The 55 miles per gallon standard, which many leaders in the auto industry claim is far too high, is leaving automakers in a position where they will have to pour billions of dollars more into research and development. In fact, the government reports that the mandate will cost automakers $8.5 billion per year to comply. After factoring in these added costs, the Wall Street Journal previously noted, “Vehicles that currently cost $15,000 or less will effectively be regulated out of existence.”
In an effort to meet Corporate Average Fuel Economy (CAFE) mandates, Sam Kazman of the Competitive Enterprise Institute asserts that some automakers are actually removing spare tires in order to scrap excess car weight:
But the fact that spares are being eliminated in the name of fuel economy, rather than market demand, demolishes one of the chief claims of CAFE's advocates. For several decades, the need to reduce vehicle size and weight in order to raise mileage has been CAFE's Achilles' heel. Smaller, lighter cars not only hold fewer passengers and less baggage; they're also less crashworthy. CAFE-induced downsizing causes several thousand additional traffic deaths per year.
Furthermore, CNN reported that the Obama administration’s standards could be devastating to smaller automakers:
Stricter fuel economy requirements could spell trouble for smaller automakers that lack the research and engineering staffs to come up with new fuel-saving technologies, said industry analyst Dave Sullivan of Autopacific.
Also, smaller automakers don't have as broad a range of models to work with. Their larger competitors can improve their average fuel economy simply by incentivizing sales of smaller cars at the expense of larger ones.

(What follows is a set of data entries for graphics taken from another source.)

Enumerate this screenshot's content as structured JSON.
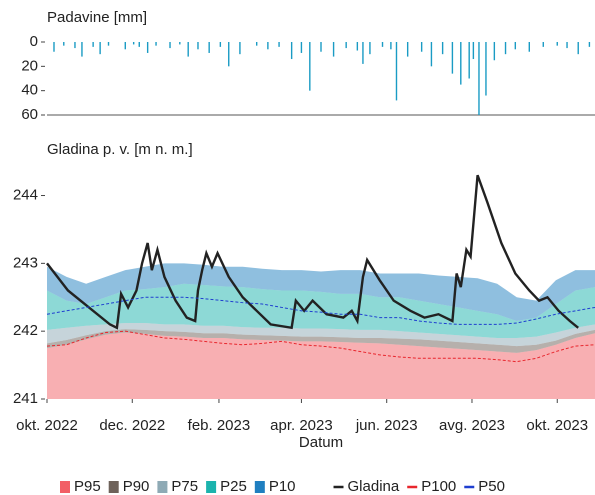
{
  "chart_data": [
    {
      "type": "bar",
      "y_label": "Padavine [mm]",
      "color": "#1a9bc4",
      "inverted": true,
      "xlim": [
        0,
        392
      ],
      "ylim": [
        0,
        60
      ],
      "yticks": [
        0,
        20,
        40,
        60
      ],
      "x": [
        5,
        12,
        20,
        25,
        33,
        38,
        44,
        56,
        62,
        66,
        72,
        78,
        88,
        95,
        101,
        108,
        116,
        124,
        130,
        138,
        150,
        158,
        166,
        175,
        182,
        188,
        196,
        205,
        214,
        222,
        226,
        231,
        240,
        246,
        250,
        258,
        268,
        275,
        283,
        290,
        296,
        302,
        305,
        309,
        314,
        320,
        328,
        335,
        345,
        355,
        365,
        372,
        380,
        388
      ],
      "values": [
        8,
        3,
        5,
        12,
        4,
        10,
        3,
        6,
        2,
        4,
        9,
        3,
        5,
        2,
        12,
        6,
        9,
        4,
        20,
        10,
        3,
        6,
        4,
        14,
        9,
        40,
        8,
        12,
        5,
        7,
        18,
        10,
        4,
        6,
        48,
        12,
        8,
        20,
        10,
        26,
        35,
        30,
        14,
        60,
        44,
        15,
        10,
        6,
        8,
        4,
        3,
        5,
        10,
        4
      ]
    },
    {
      "type": "area",
      "y_label": "Gladina p. v. [m n. m.]",
      "x_label": "Datum",
      "xlim": [
        0,
        392
      ],
      "ylim": [
        241,
        244.45
      ],
      "yticks": [
        241,
        242,
        243,
        244
      ],
      "xticks": [
        {
          "value": 0,
          "label": "okt. 2022"
        },
        {
          "value": 61,
          "label": "dec. 2022"
        },
        {
          "value": 123,
          "label": "feb. 2023"
        },
        {
          "value": 182,
          "label": "apr. 2023"
        },
        {
          "value": 243,
          "label": "jun. 2023"
        },
        {
          "value": 304,
          "label": "avg. 2023"
        },
        {
          "value": 365,
          "label": "okt. 2023"
        }
      ],
      "x": [
        0,
        14,
        28,
        42,
        56,
        70,
        84,
        98,
        112,
        126,
        140,
        154,
        168,
        182,
        196,
        210,
        224,
        238,
        252,
        266,
        280,
        294,
        308,
        322,
        336,
        350,
        364,
        378,
        392
      ],
      "series": [
        {
          "name": "P95",
          "type": "area",
          "color": "#f25f66",
          "values": [
            241.75,
            241.8,
            241.88,
            241.95,
            241.98,
            241.96,
            241.93,
            241.92,
            241.9,
            241.9,
            241.88,
            241.87,
            241.86,
            241.85,
            241.85,
            241.84,
            241.83,
            241.82,
            241.8,
            241.78,
            241.76,
            241.74,
            241.72,
            241.7,
            241.68,
            241.72,
            241.8,
            241.9,
            241.97
          ]
        },
        {
          "name": "P90",
          "type": "area",
          "color": "#6e625a",
          "values": [
            241.82,
            241.87,
            241.94,
            242.0,
            242.03,
            242.02,
            242.0,
            241.99,
            241.97,
            241.97,
            241.95,
            241.94,
            241.93,
            241.92,
            241.92,
            241.91,
            241.9,
            241.9,
            241.89,
            241.88,
            241.86,
            241.84,
            241.82,
            241.8,
            241.78,
            241.8,
            241.86,
            241.96,
            242.02
          ]
        },
        {
          "name": "P75",
          "type": "area",
          "color": "#8eaab5",
          "values": [
            242.02,
            242.05,
            242.08,
            242.1,
            242.12,
            242.12,
            242.1,
            242.1,
            242.08,
            242.08,
            242.06,
            242.05,
            242.05,
            242.04,
            242.04,
            242.03,
            242.02,
            242.02,
            242.0,
            241.98,
            241.96,
            241.94,
            241.92,
            241.9,
            241.9,
            241.92,
            241.98,
            242.05,
            242.1
          ]
        },
        {
          "name": "P25",
          "type": "area",
          "color": "#1bb3ad",
          "values": [
            242.6,
            242.45,
            242.4,
            242.5,
            242.6,
            242.62,
            242.65,
            242.7,
            242.68,
            242.66,
            242.65,
            242.62,
            242.6,
            242.6,
            242.58,
            242.55,
            242.55,
            242.5,
            242.5,
            242.45,
            242.4,
            242.35,
            242.3,
            242.25,
            242.15,
            242.2,
            242.4,
            242.6,
            242.65
          ]
        },
        {
          "name": "P10",
          "type": "area",
          "color": "#1f7fc0",
          "values": [
            242.95,
            242.8,
            242.7,
            242.8,
            242.9,
            242.95,
            243.0,
            243.0,
            242.98,
            242.95,
            242.95,
            242.92,
            242.9,
            242.9,
            242.88,
            242.9,
            242.9,
            242.85,
            242.85,
            242.85,
            242.82,
            242.8,
            242.78,
            242.7,
            242.5,
            242.45,
            242.75,
            242.9,
            242.9
          ]
        },
        {
          "name": "Gladina",
          "type": "line",
          "color": "#222222",
          "x": [
            0,
            15,
            30,
            45,
            50,
            53,
            58,
            64,
            68,
            72,
            75,
            79,
            84,
            92,
            100,
            106,
            108,
            111,
            114,
            118,
            122,
            130,
            140,
            150,
            160,
            175,
            178,
            184,
            190,
            200,
            212,
            218,
            222,
            226,
            229,
            238,
            248,
            260,
            270,
            280,
            290,
            293,
            296,
            300,
            303,
            308,
            315,
            325,
            335,
            345,
            352,
            358,
            366,
            374,
            380
          ],
          "values": [
            243.0,
            242.6,
            242.35,
            242.1,
            242.05,
            242.55,
            242.35,
            242.6,
            243.0,
            243.3,
            242.9,
            243.2,
            242.8,
            242.45,
            242.2,
            242.15,
            242.6,
            242.9,
            243.15,
            242.95,
            243.15,
            242.8,
            242.5,
            242.3,
            242.1,
            242.05,
            242.45,
            242.3,
            242.45,
            242.25,
            242.2,
            242.3,
            242.15,
            242.8,
            243.05,
            242.75,
            242.45,
            242.3,
            242.2,
            242.25,
            242.15,
            242.85,
            242.65,
            243.2,
            243.1,
            244.3,
            243.9,
            243.3,
            242.85,
            242.6,
            242.45,
            242.5,
            242.3,
            242.15,
            242.05
          ]
        },
        {
          "name": "P100",
          "type": "line",
          "dashed": true,
          "color": "#e8262d",
          "values": [
            241.78,
            241.8,
            241.9,
            241.98,
            242.0,
            241.95,
            241.9,
            241.88,
            241.85,
            241.82,
            241.8,
            241.82,
            241.85,
            241.8,
            241.78,
            241.75,
            241.7,
            241.65,
            241.62,
            241.6,
            241.6,
            241.6,
            241.6,
            241.58,
            241.55,
            241.6,
            241.7,
            241.78,
            241.8
          ]
        },
        {
          "name": "P50",
          "type": "line",
          "dashed": true,
          "color": "#1f3fd0",
          "values": [
            242.25,
            242.3,
            242.35,
            242.4,
            242.45,
            242.5,
            242.5,
            242.5,
            242.48,
            242.45,
            242.42,
            242.4,
            242.35,
            242.3,
            242.28,
            242.25,
            242.25,
            242.2,
            242.2,
            242.15,
            242.12,
            242.1,
            242.1,
            242.1,
            242.12,
            242.18,
            242.25,
            242.3,
            242.35
          ]
        }
      ]
    }
  ]
}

The underlying factor is consumer demand, and whether Americans will be able, or willing, to pay a much higher cost for a new vehicle — even if it gets better gas mileage. “Fuel economy standards can’t just be some number picked out of thin air. They have to be based on consumer demand,” NADA's Bailey Wood said in a statement earlier this year. “If dealers can’t sell these vehicles, then you defeat any other benefits you were seeking.”